Para mantener viva la memoria y la demanda de justicia, familiares y diversas organizaciones de derechos humanos han convocado a una nueva vigilia. Este acto conmemorativo no es solo un recordatorio de la ausencia de Miguel, sino también una reafirmación del compromiso con la verdad y la lucha contra la impunidad que aún persiste en muchos casos similares de abuso de poder.
Un Legado de Lucha contra la Impunidad
La elección del lugar para la vigilia no es casual: se realizará frente a la misma dependencia policial ubicada en 5 y 59, en La Plata, donde Miguel fue visto por última vez con vida. Este punto geográfico se transforma así en un epicentro de memoria, donde cada año se renueva el reclamo por un Estado que garantice la seguridad y los derechos, y no la vulneración de los mismos por parte de sus propias fuerzas.
Desde las 19 horas del 17 de agosto hasta las 2 de la madrugada del día siguiente, la comunidad se reunirá para encender velas, compartir testimonios y expresar su solidaridad. Este encuentro anual, que ya forma parte de la memoria colectiva platense, busca trascender el caso individual de Miguel Bru para señalar la necesidad de políticas de seguridad democráticas y el fin de las prácticas policiales abusivas que tanto daño han causado.

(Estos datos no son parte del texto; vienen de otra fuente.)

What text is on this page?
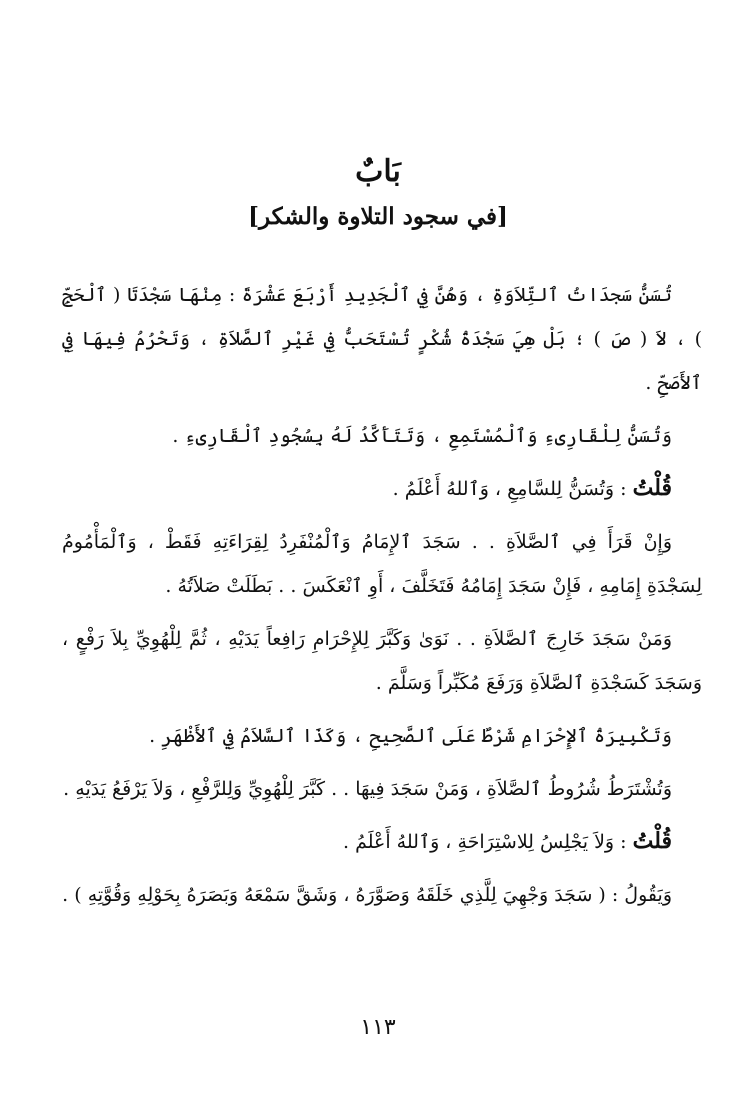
بَابٌ
[في سجود التلاوة والشكر]

تُسَنُّ سَجدَاتُ ٱلتِّلاَوَةِ ، وَهُنَّ فِي ٱلْجَدِيدِ أَرْبَعَ عَشْرَةَ : مِنْهَا سَجْدَتَا ( ٱلْحَجِّ ) ، لاَ ( صَ ) ؛ بَلْ هِيَ سَجْدَةُ شُكْرٍ تُسْتَحَبُّ فِي غَيْرِ ٱلصَّلاَةِ ، وَتَحْرُمُ فِيهَا فِي ٱلأَصَحِّ .

وَتُسَنُّ لِلْقَارِىءِ وَٱلْمُسْتَمِعِ ، وَتَتَأَكَّدُ لَهُ بِسُجُودِ ٱلْقَارِىءِ .

قُلْتُ : وَتُسَنُّ لِلسَّامِعِ ، وَٱللهُ أَعْلَمُ .

وَإِنْ قَرَأَ فِي ٱلصَّلاَةِ . . سَجَدَ ٱلإِمَامُ وَٱلْمُنْفَرِدُ لِقِرَاءَتِهِ فَقَطْ ، وَٱلْمَأْمُومُ لِسَجْدَةِ إِمَامِهِ ، فَإِنْ سَجَدَ إِمَامُهُ فَتَخَلَّفَ ، أَوِ ٱنْعَكَسَ . . بَطَلَتْ صَلاَتُهُ .

وَمَنْ سَجَدَ خَارِجَ ٱلصَّلاَةِ . . نَوَىٰ وَكَبَّرَ لِلإِحْرَامِ رَافِعاً يَدَيْهِ ، ثُمَّ لِلْهُوِيِّ بِلاَ رَفْعٍ ، وَسَجَدَ كَسَجْدَةِ ٱلصَّلاَةِ وَرَفَعَ مُكَبِّراً وَسَلَّمَ .

وَتَكْبِيرَةُ ٱلإِحْرَامِ شَرْطٌ عَلَى ٱلصَّحِيحِ ، وَكَذَا ٱلسَّلاَمُ فِي ٱلأَظْهَرِ .

وَتُشْتَرَطُ شُرُوطُ ٱلصَّلاَةِ ، وَمَنْ سَجَدَ فِيهَا . . كَبَّرَ لِلْهُوِيِّ وَلِلرَّفْعِ ، وَلاَ يَرْفَعُ يَدَيْهِ .

قُلْتُ : وَلاَ يَجْلِسُ لِلاسْتِرَاحَةِ ، وَٱللهُ أَعْلَمُ .

وَيَقُولُ : ( سَجَدَ وَجْهِيَ لِلَّذِي خَلَقَهُ وَصَوَّرَهُ ، وَشَقَّ سَمْعَهُ وَبَصَرَهُ بِحَوْلِهِ وَقُوَّتِهِ ) .

١١٣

La Importancia de la Memoria Colectiva
La persistencia de la familia de Miguel, especialmente la de su madre, ha sido un motor incansable en la búsqueda de la verdad y en la promoción de cambios significativos dentro de las fuerzas de seguridad. Su incansable labor ha contribuido a sensibilizar a la opinión pública y a impulsar investigaciones que, aunque dolorosas, son fundamentales para la construcción de una sociedad más justa y consciente de sus derechos.

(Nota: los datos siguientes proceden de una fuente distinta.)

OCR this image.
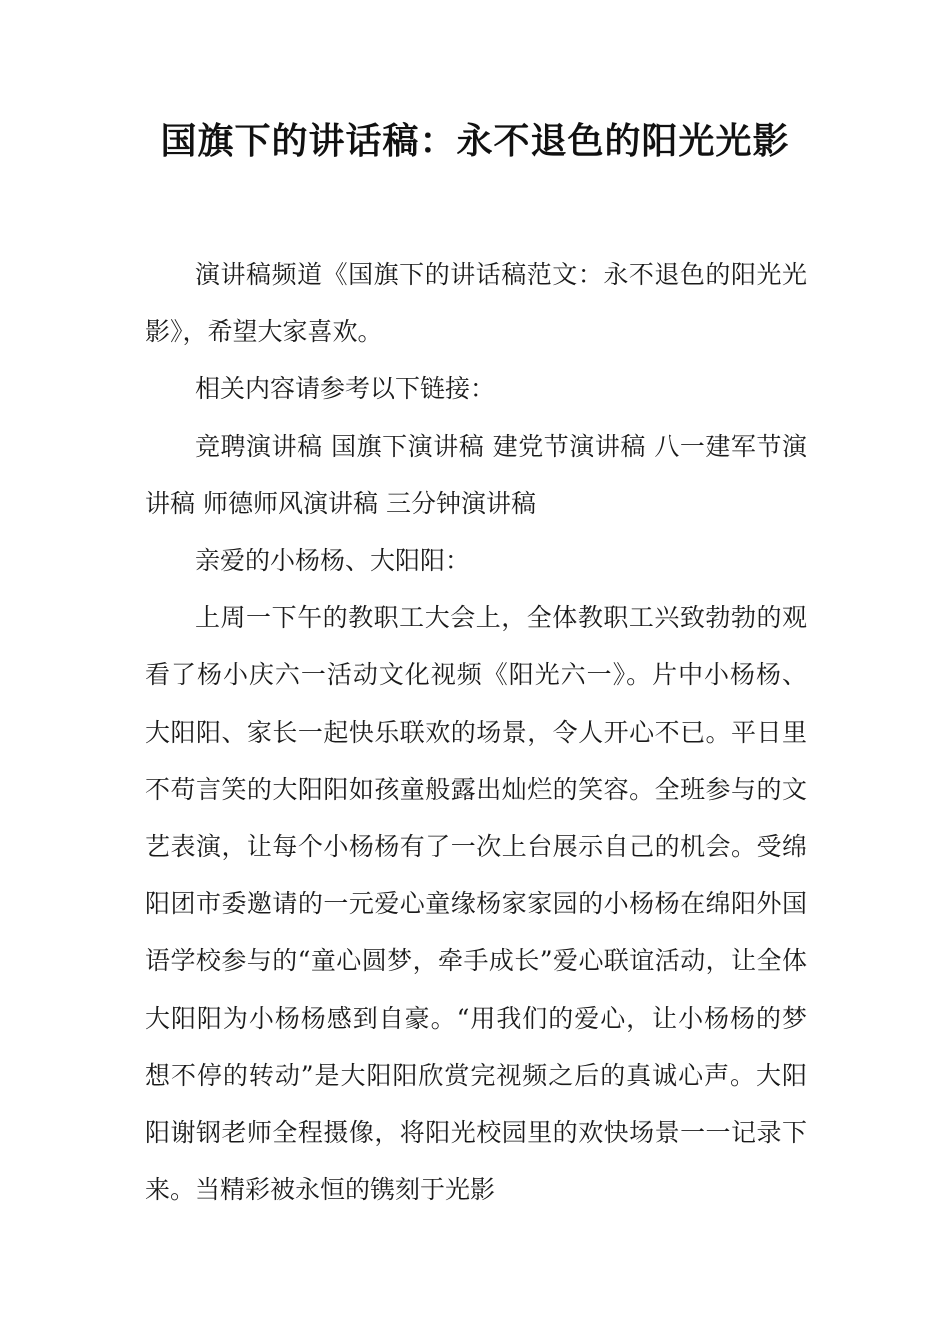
国旗下的讲话稿：永不退色的阳光光影

演讲稿频道《国旗下的讲话稿范文：永不退色的阳光光影》，希望大家喜欢。

相关内容请参考以下链接：

竞聘演讲稿 国旗下演讲稿 建党节演讲稿 八一建军节演讲稿 师德师风演讲稿 三分钟演讲稿

亲爱的小杨杨、大阳阳：

上周一下午的教职工大会上，全体教职工兴致勃勃的观看了杨小庆六一活动文化视频《阳光六一》。片中小杨杨、大阳阳、家长一起快乐联欢的场景，令人开心不已。平日里不苟言笑的大阳阳如孩童般露出灿烂的笑容。全班参与的文艺表演，让每个小杨杨有了一次上台展示自己的机会。受绵阳团市委邀请的一元爱心童缘杨家家园的小杨杨在绵阳外国语学校参与的“童心圆梦，牵手成长”爱心联谊活动，让全体大阳阳为小杨杨感到自豪。“用我们的爱心，让小杨杨的梦想不停的转动”是大阳阳欣赏完视频之后的真诚心声。大阳阳谢钢老师全程摄像，将阳光校园里的欢快场景一一记录下来。当精彩被永恒的镌刻于光影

La presencia de organizaciones de derechos humanos subraya la dimensión colectiva de esta demanda. Su acompañamiento asegura que el caso de Miguel Bru no caiga en el olvido y que se continúe exigiendo justicia no solo para él, sino para todas las víctimas de la violencia institucional, reforzando la idea de que la memoria es un acto de resistencia y un pilar indispensable para la prevención de futuros abusos.

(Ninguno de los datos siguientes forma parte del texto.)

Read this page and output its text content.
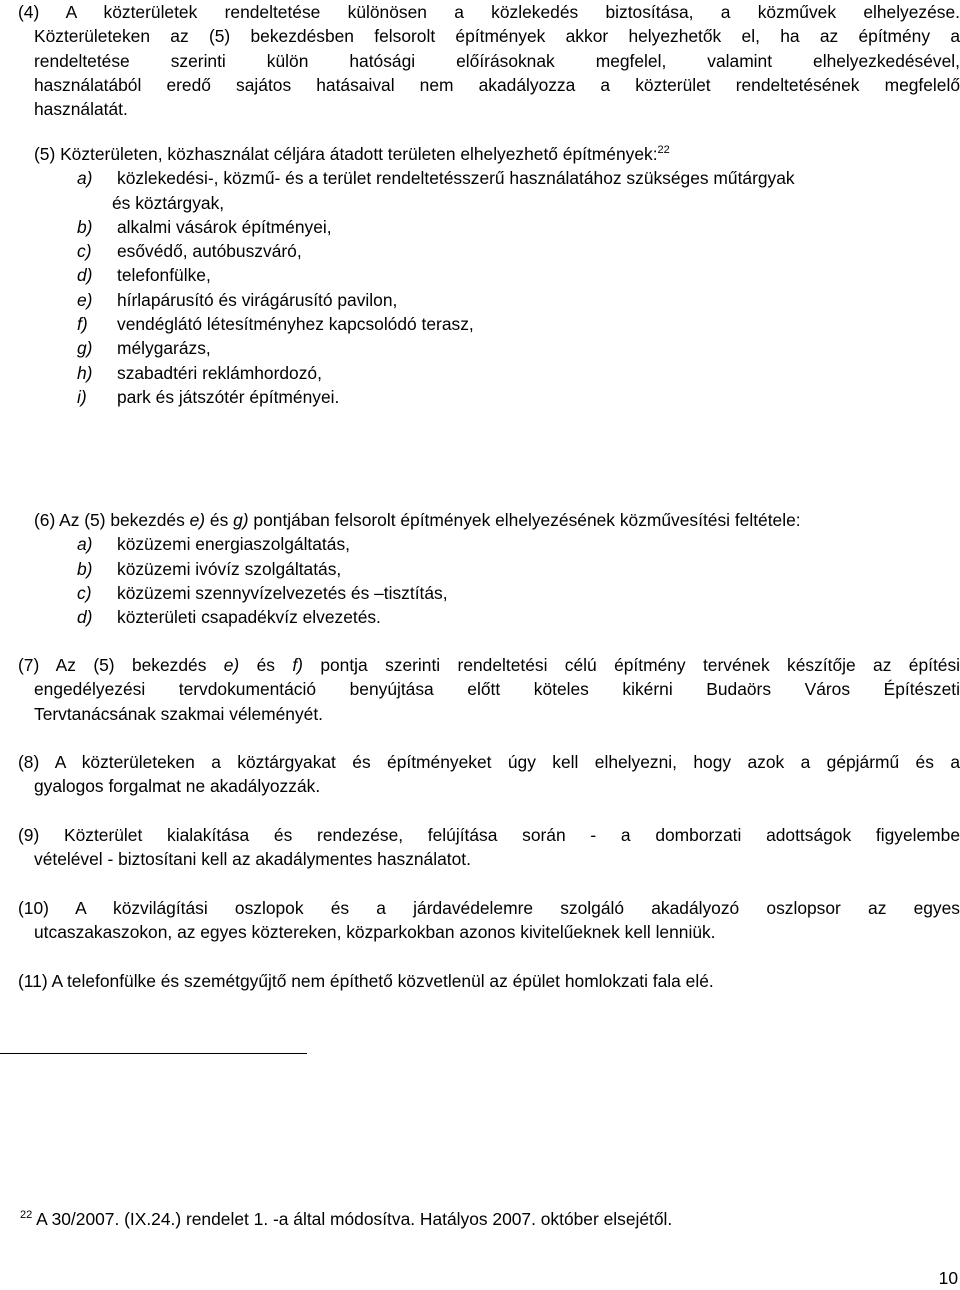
(4) A közterületek rendeltetése különösen a közlekedés biztosítása, a közművek elhelyezése.

Közterületeken az (5) bekezdésben felsorolt építmények akkor helyezhetők el, ha az építmény a

rendeltetése szerinti külön hatósági előírásoknak megfelel, valamint elhelyezkedésével,

használatából eredő sajátos hatásaival nem akadályozza a közterület rendeltetésének megfelelő

használatát.

(5) Közterületen, közhasználat céljára átadott területen elhelyezhető építmények:$^{22}$

a)	közlekedési-, közmű- és a terület rendeltetésszerű használatához szükséges műtárgyak
és köztárgyak,
b)	alkalmi vásárok építményei,
c)	esővédő, autóbuszváró,
d)	telefonfülke,
e)	hírlapárusító és virágárusító pavilon,
f)	vendéglátó létesítményhez kapcsolódó terasz,
g)	mélygarázs,
h)	szabadtéri reklámhordozó,
i)	park és játszótér építményei.

(6) Az (5) bekezdés e) és g) pontjában felsorolt építmények elhelyezésének közművesítési feltétele:

a)	közüzemi energiaszolgáltatás,
b)	közüzemi ivóvíz szolgáltatás,
c)	közüzemi szennyvízelvezetés és –tisztítás,
d)	közterületi csapadékvíz elvezetés.

(7) Az (5) bekezdés e) és f) pontja szerinti rendeltetési célú építmény tervének készítője az építési

engedélyezési tervdokumentáció benyújtása előtt köteles kikérni Budaörs Város Építészeti

Tervtanácsának szakmai véleményét.

(8) A közterületeken a köztárgyakat és építményeket úgy kell elhelyezni, hogy azok a gépjármű és a

gyalogos forgalmat ne akadályozzák.

(9) Közterület kialakítása és rendezése, felújítása során - a domborzati adottságok figyelembe

vételével - biztosítani kell az akadálymentes használatot.

(10) A közvilágítási oszlopok és a járdavédelemre szolgáló akadályozó oszlopsor az egyes

utcaszakaszokon, az egyes köztereken, közparkokban azonos kivitelűeknek kell lenniük.

(11) A telefonfülke és szemétgyűjtő nem építhető közvetlenül az épület homlokzati fala elé.

$^{22}$ A 30/2007. (IX.24.) rendelet 1. -a által módosítva. Hatályos 2007. október elsejétől.
10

La próxima vigilia del 17 de agosto en La Plata no es solo un acto de conmemoración, sino una poderosa manifestación de que la sociedad no olvida a sus desaparecidos y que la lucha por la justicia y los derechos humanos es un camino ininterrumpido. Es un llamado a la reflexión sobre el pasado para construir un futuro donde la impunidad no tenga cabida y donde cada vida sea valorada y protegida por el Estado.